Partitioning is a common process used in other algorithms such a quicksort. In this problem, we are given an Array A and an index i. We have to rearrange A such that , all elements less than A[i] appears first followed by all elements equal to A[i] followed by all elements greater than A[i]. 

Problem Solving

• Not lying but since I have done such a problem sometime in past, this has quickly led me to think of using iterators that spans 3 ranges of less than, equal to and greater than values. 
• However the first question is to where to position each initially. 
• First I thought of positioning them at begin and end -1 position, but just initializing them there because we do not have other option is breaking the invariant that at any time those iterator should point to correct values. 
• Also there can be a case where all values are same then there would be no point in doing anything. 
• This also means that we should skip the part that is correct and hence post skipping we could arrive at the correct iterator location. 

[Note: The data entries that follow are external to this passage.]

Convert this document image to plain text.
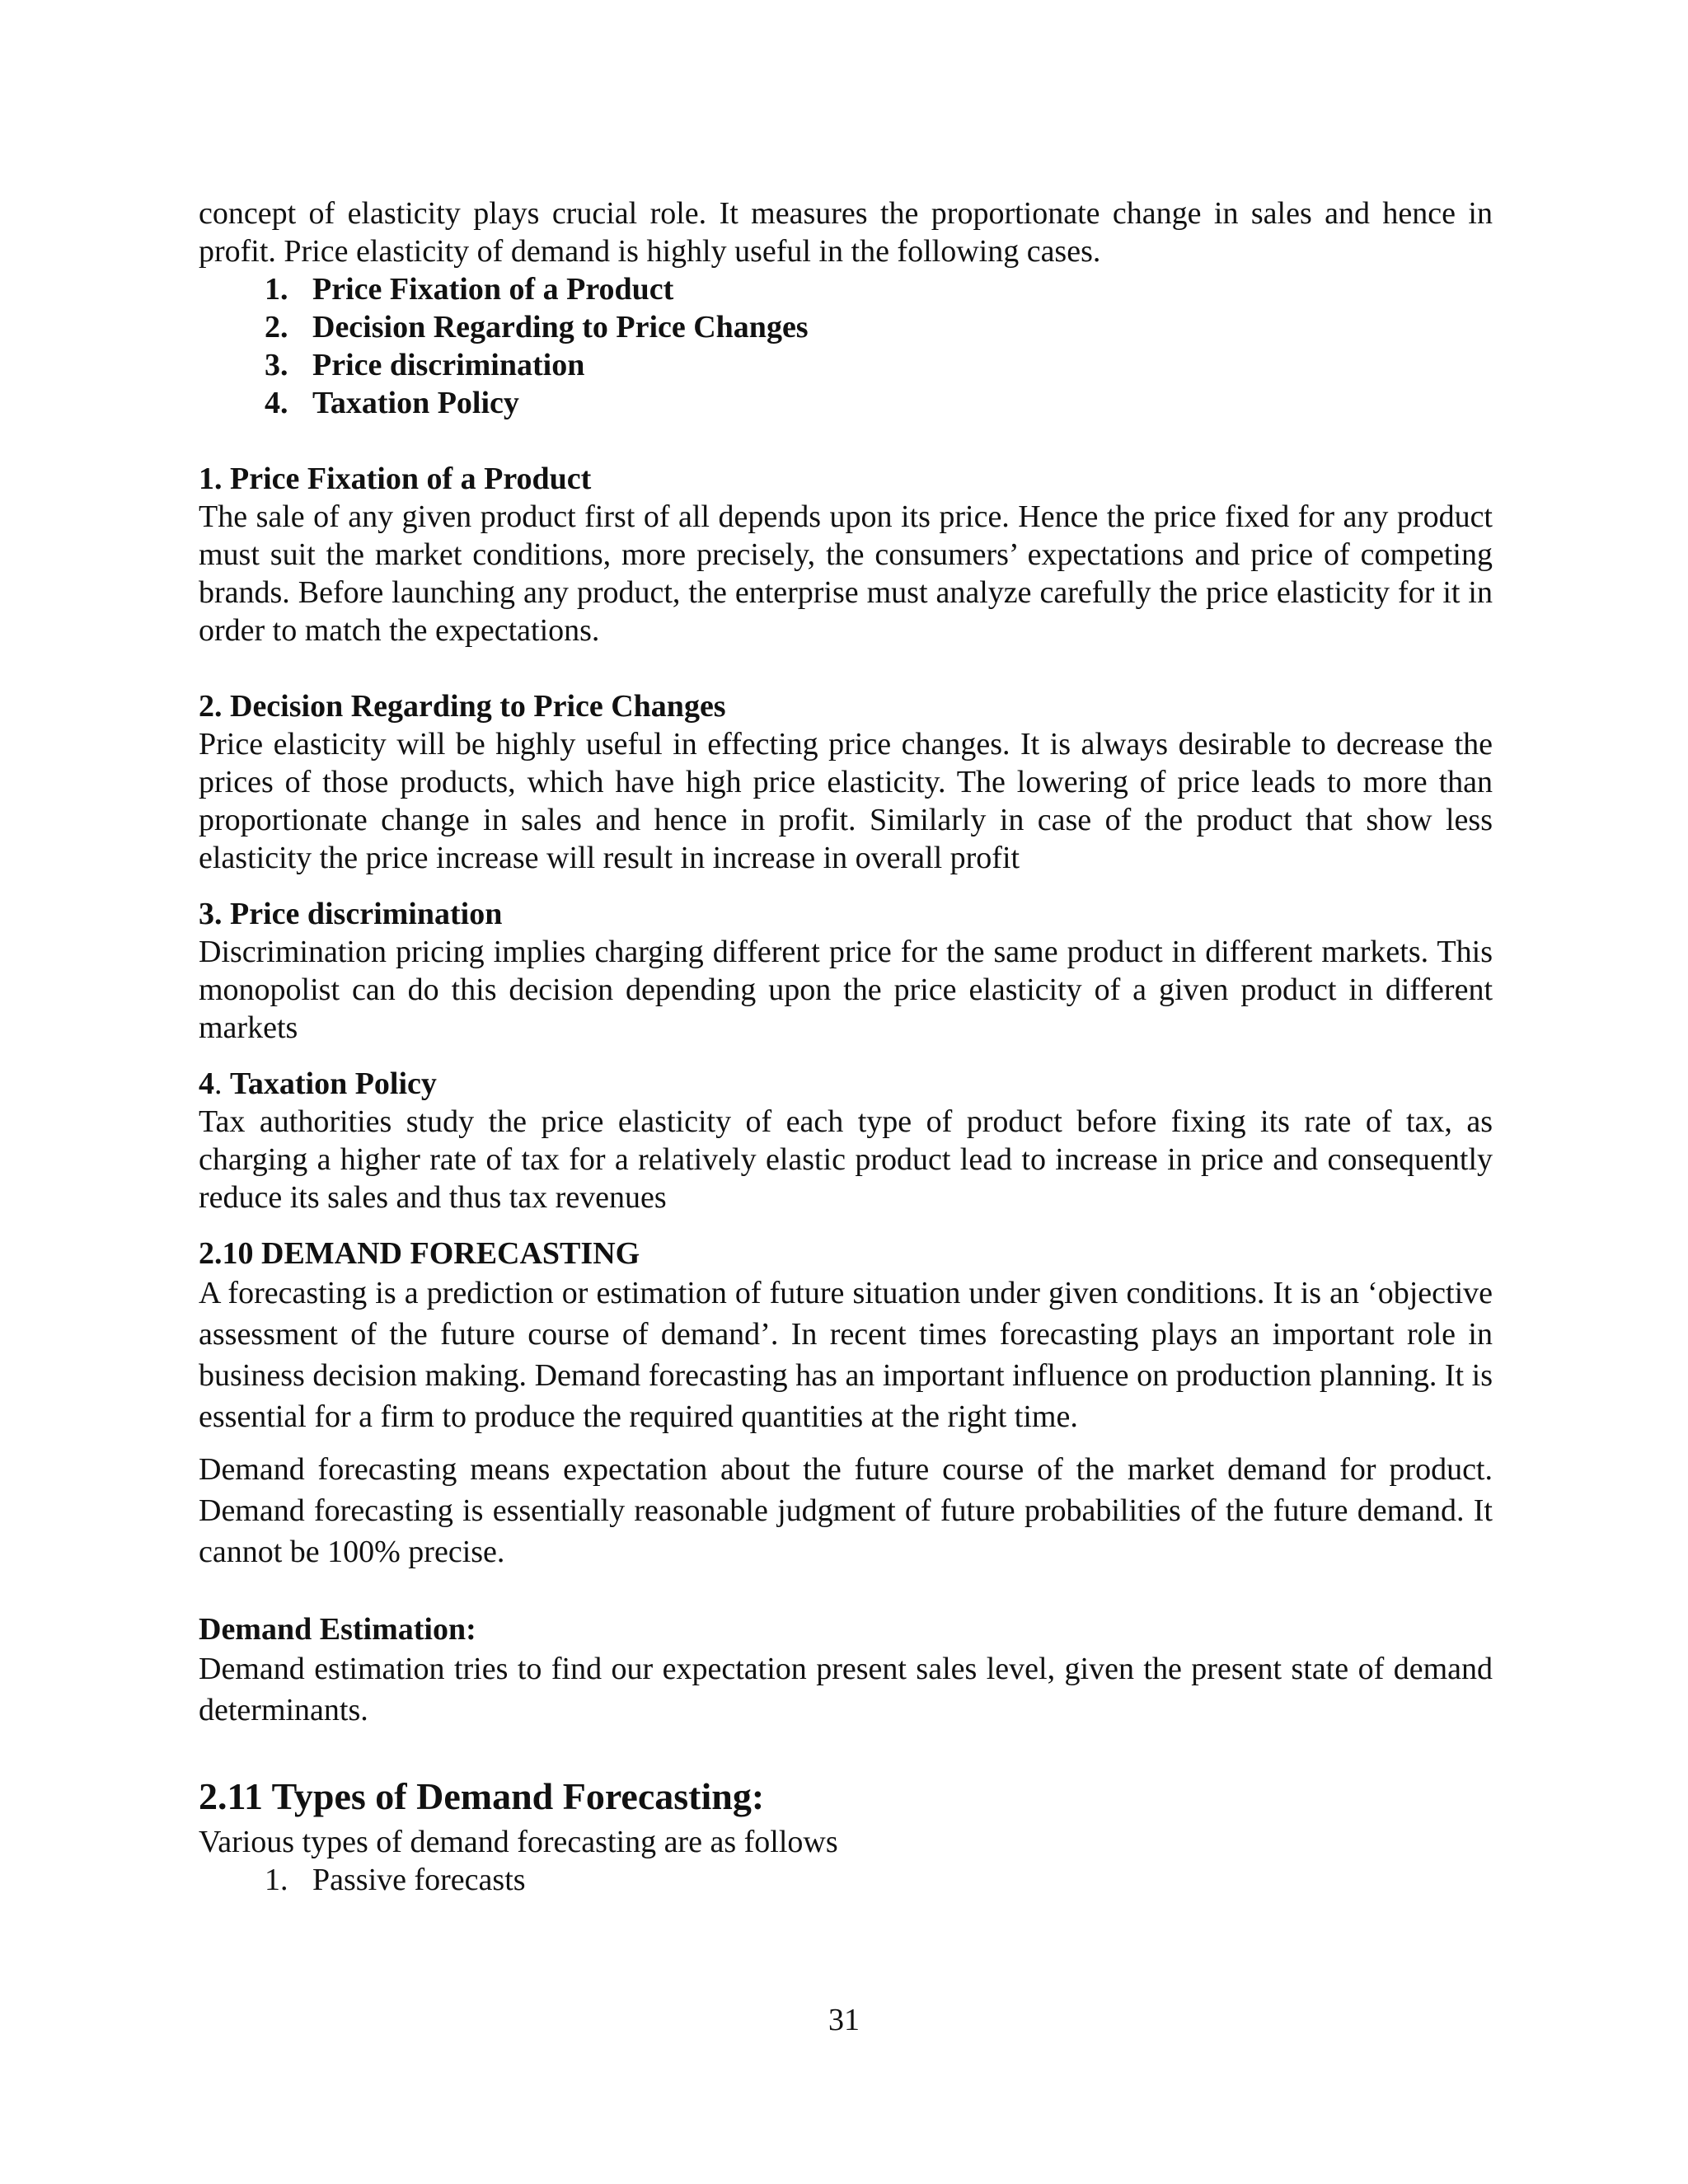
concept of elasticity plays crucial role. It measures the proportionate change in sales and hence in profit. Price elasticity of demand is highly useful in the following cases.

1. Price Fixation of a Product
2. Decision Regarding to Price Changes
3. Price discrimination
4. Taxation Policy

1. Price Fixation of a Product

The sale of any given product first of all depends upon its price. Hence the price fixed for any product must suit the market conditions, more precisely, the consumers’ expectations and price of competing brands. Before launching any product, the enterprise must analyze carefully the price elasticity for it in order to match the expectations.

2. Decision Regarding to Price Changes

Price elasticity will be highly useful in effecting price changes. It is always desirable to decrease the prices of those products, which have high price elasticity. The lowering of price leads to more than proportionate change in sales and hence in profit. Similarly in case of the product that show less elasticity the price increase will result in increase in overall profit

3. Price discrimination

Discrimination pricing implies charging different price for the same product in different markets. This monopolist can do this decision depending upon the price elasticity of a given product in different markets

4. Taxation Policy

Tax authorities study the price elasticity of each type of product before fixing its rate of tax, as charging a higher rate of tax for a relatively elastic product lead to increase in price and consequently reduce its sales and thus tax revenues

2.10 DEMAND FORECASTING

A forecasting is a prediction or estimation of future situation under given conditions. It is an ‘objective assessment of the future course of demand’. In recent times forecasting plays an important role in business decision making. Demand forecasting has an important influence on production planning. It is essential for a firm to produce the required quantities at the right time.

Demand forecasting means expectation about the future course of the market demand for product. Demand forecasting is essentially reasonable judgment of future probabilities of the future demand. It cannot be 100% precise.

Demand Estimation:

Demand estimation tries to find our expectation present sales level, given the present state of demand determinants.

2.11 Types of Demand Forecasting:

Various types of demand forecasting are as follows

1. Passive forecasts
31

• So first iterate from both ends and get to a location for both iterators where they are in accordance with the arrangement that left iterator has values less than A[i] and the right one has values greater than A[i] 

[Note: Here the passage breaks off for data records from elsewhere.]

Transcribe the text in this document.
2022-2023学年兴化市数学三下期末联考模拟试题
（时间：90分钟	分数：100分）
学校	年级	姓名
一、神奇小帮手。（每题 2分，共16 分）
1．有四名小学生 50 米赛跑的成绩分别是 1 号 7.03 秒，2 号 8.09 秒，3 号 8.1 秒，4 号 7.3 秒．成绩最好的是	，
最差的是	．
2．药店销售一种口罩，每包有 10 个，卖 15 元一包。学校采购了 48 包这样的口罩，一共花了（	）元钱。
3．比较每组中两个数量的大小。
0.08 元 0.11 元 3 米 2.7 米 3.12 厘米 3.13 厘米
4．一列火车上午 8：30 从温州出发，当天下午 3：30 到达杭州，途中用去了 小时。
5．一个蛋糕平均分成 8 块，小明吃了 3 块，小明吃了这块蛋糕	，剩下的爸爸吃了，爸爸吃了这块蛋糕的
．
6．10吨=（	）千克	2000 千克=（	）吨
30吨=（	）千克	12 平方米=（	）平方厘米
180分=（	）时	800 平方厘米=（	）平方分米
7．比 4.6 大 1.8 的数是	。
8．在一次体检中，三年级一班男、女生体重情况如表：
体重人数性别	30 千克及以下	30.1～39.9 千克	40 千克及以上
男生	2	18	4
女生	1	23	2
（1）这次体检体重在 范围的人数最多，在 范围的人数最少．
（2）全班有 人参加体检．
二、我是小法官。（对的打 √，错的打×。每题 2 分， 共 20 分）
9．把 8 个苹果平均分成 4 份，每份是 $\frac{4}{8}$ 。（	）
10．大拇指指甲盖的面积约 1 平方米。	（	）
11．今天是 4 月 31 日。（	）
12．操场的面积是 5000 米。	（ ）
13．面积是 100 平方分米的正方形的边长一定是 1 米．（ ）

• when this process ends we would reach the exact range we need to actually rearrange and bonus point if there is no range left to process. 

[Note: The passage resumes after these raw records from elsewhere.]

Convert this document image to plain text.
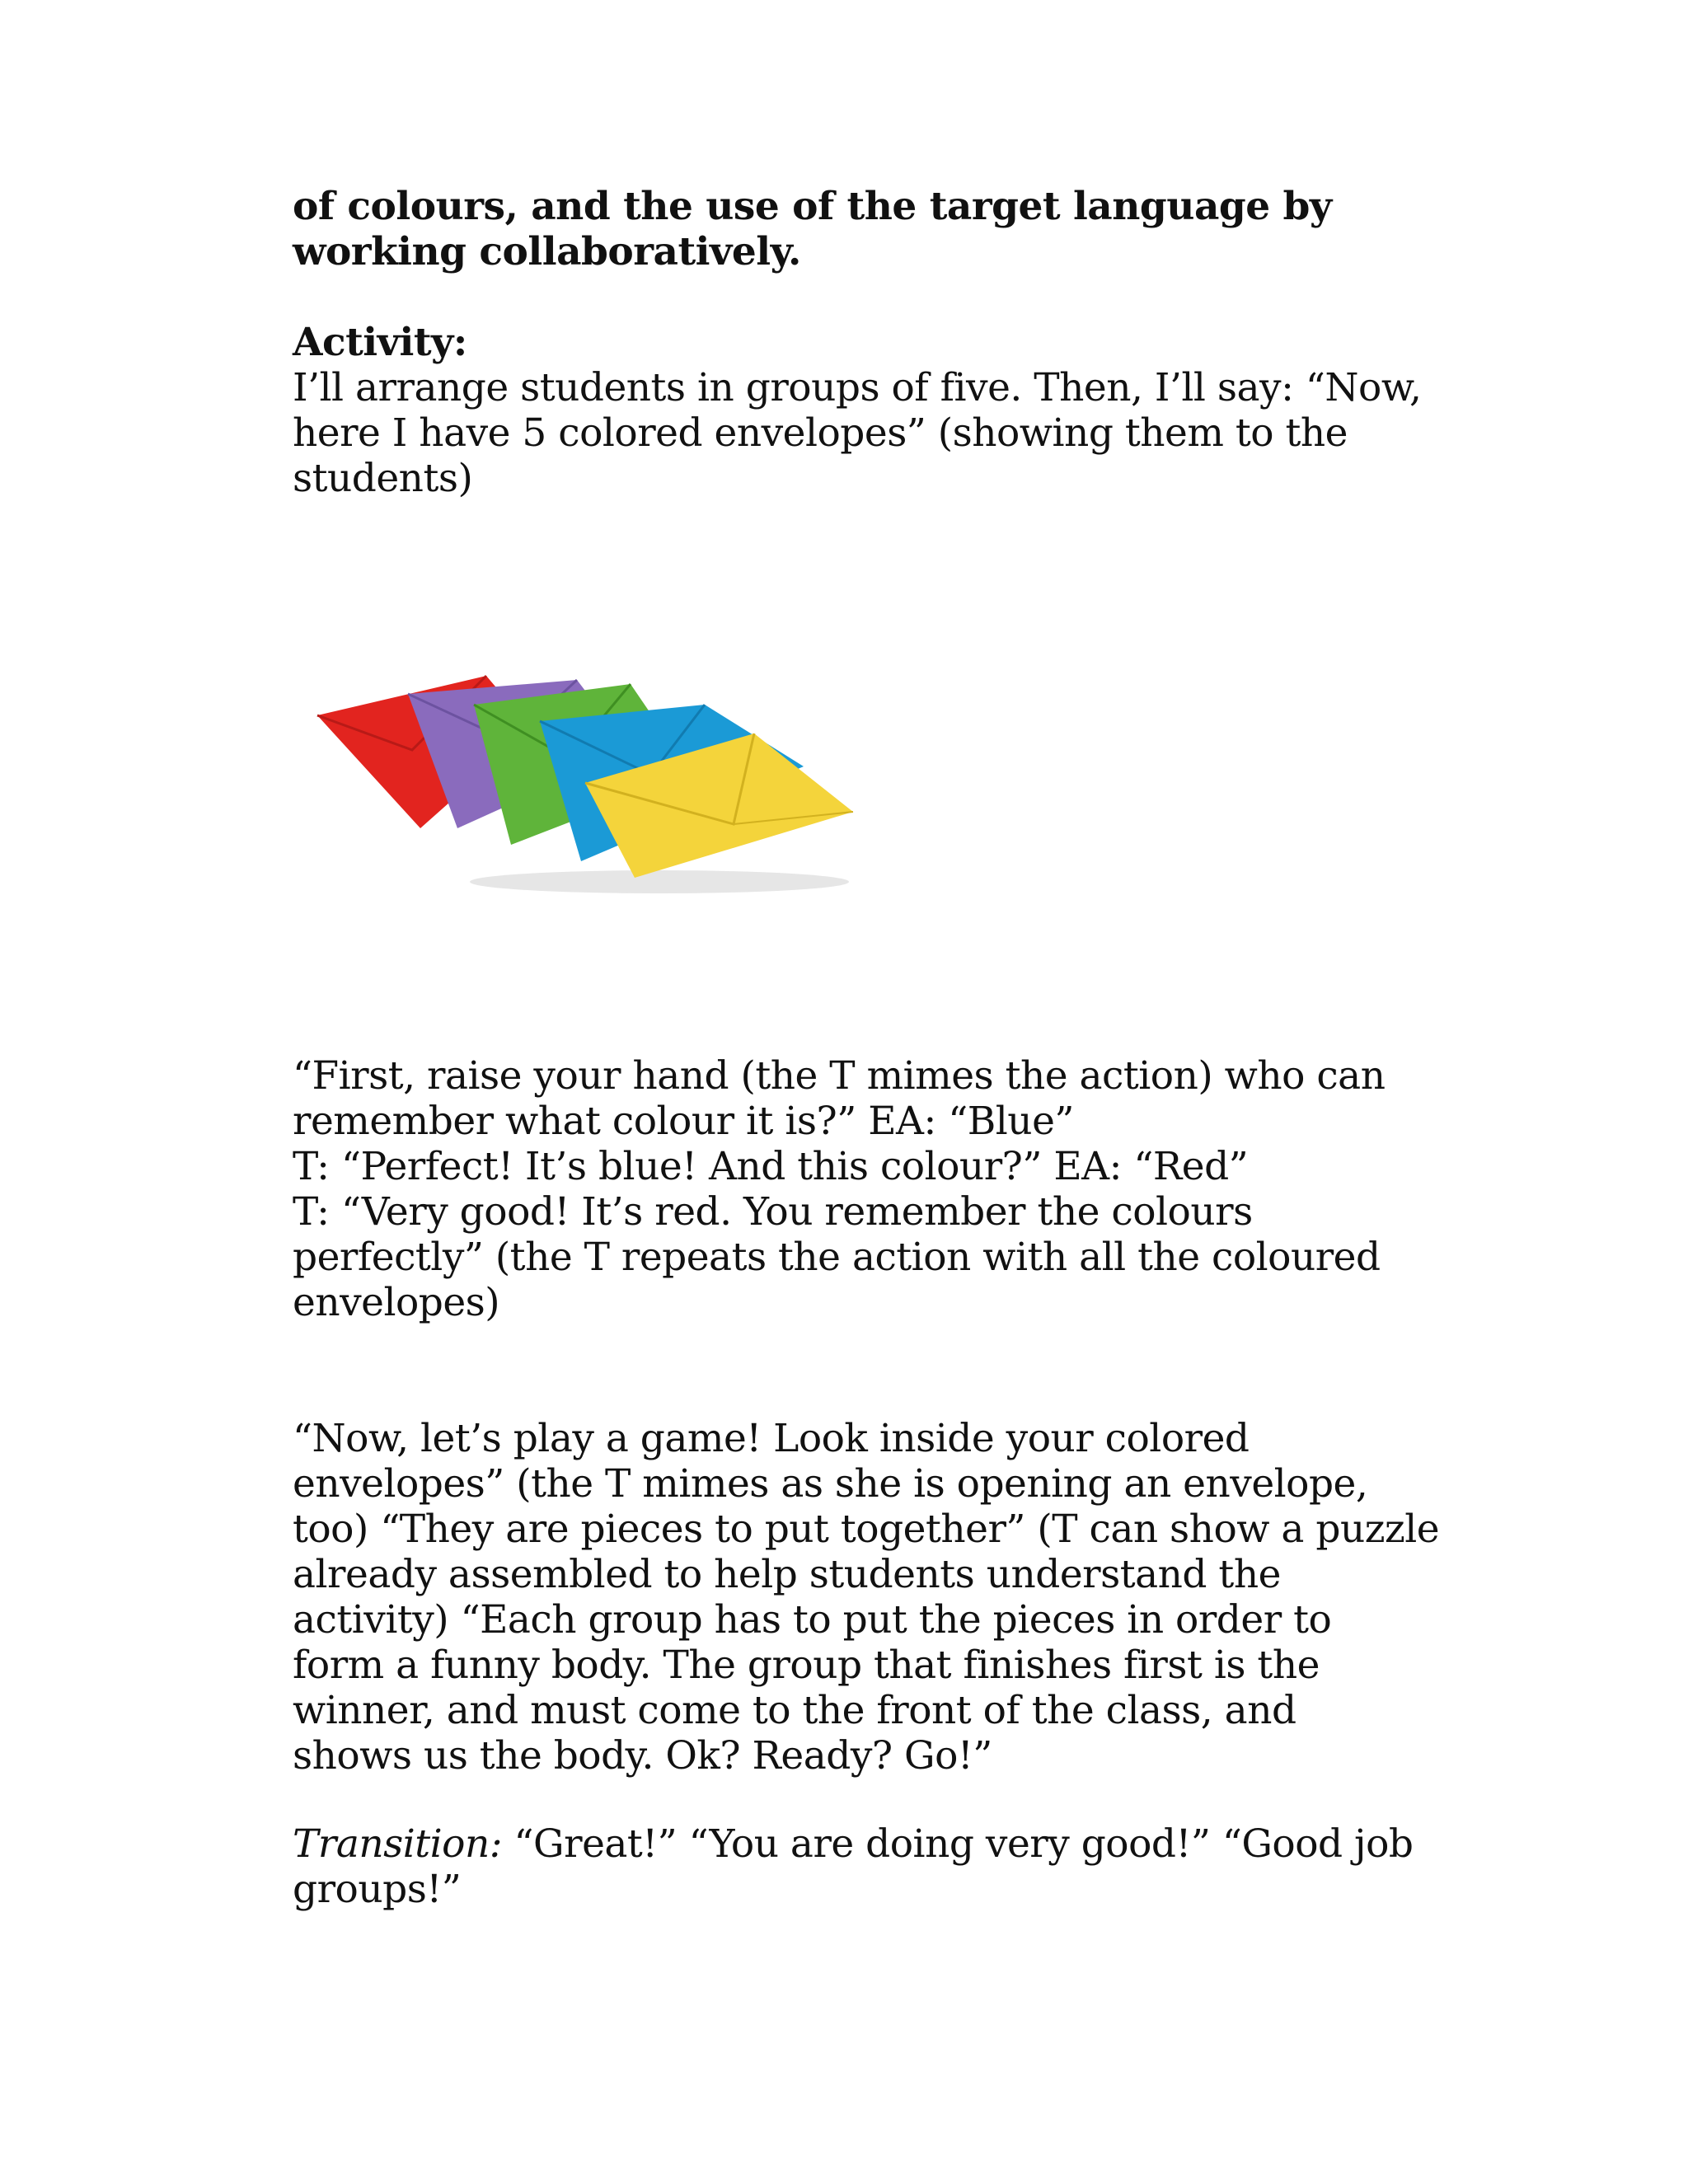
of colours, and the use of the target language by
working collaboratively.
Activity:
I’ll arrange students in groups of five. Then, I’ll say: “Now,
here I have 5 colored envelopes” (showing them to the
students)
“First, raise your hand (the T mimes the action) who can
remember what colour it is?” EA: “Blue”
T: “Perfect! It’s blue! And this colour?” EA: “Red”
T: “Very good! It’s red. You remember the colours
perfectly” (the T repeats the action with all the coloured
envelopes)
“Now, let’s play a game! Look inside your colored
envelopes” (the T mimes as she is opening an envelope,
too) “They are pieces to put together” (T can show a puzzle
already assembled to help students understand the
activity) “Each group has to put the pieces in order to
form a funny body. The group that finishes first is the
winner, and must come to the front of the class, and
shows us the body. Ok? Ready? Go!”
Transition: “Great!” “You are doing very good!” “Good job
groups!”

• Once we reach this range. We need to create another iterator that starts at begin + 1, to iterate till right iterator. 
• at every point we check if the iterator is less than A[i] then we swap it with left itr and increment left itr and similarly if it is greater than A[i] then we swap it with right itr.
• And yes that should do it. 
• It should also be able to handle cases where all values fall into one range, since that we would skip at the beginning only.
• I wrote it, it failed and corrected it and ran correctly then. 
• Find Code here.

Learning  

• Never doubt yourself In the first attempt the answer came out wrong and I immediately jumped to the conclusion that the comparison mechanism is incorrect since I have recalled it from past memory. 
• However it turns out that all that was missing was one more iteration that I did not perform. 
• This also makes me aware of the fact whenever we talk about iteration we need to be accurate about what are iteration limits. 
• The complexity for this solution straight forward is constant since we are only swapping elements by traversing the array once and no extra memory is required. 
• Also I learned the best way to swap elements of iterators are iter_swap a built in function in algorithms library. 
• Hmm.. simple one but panic caused a lot of time waste.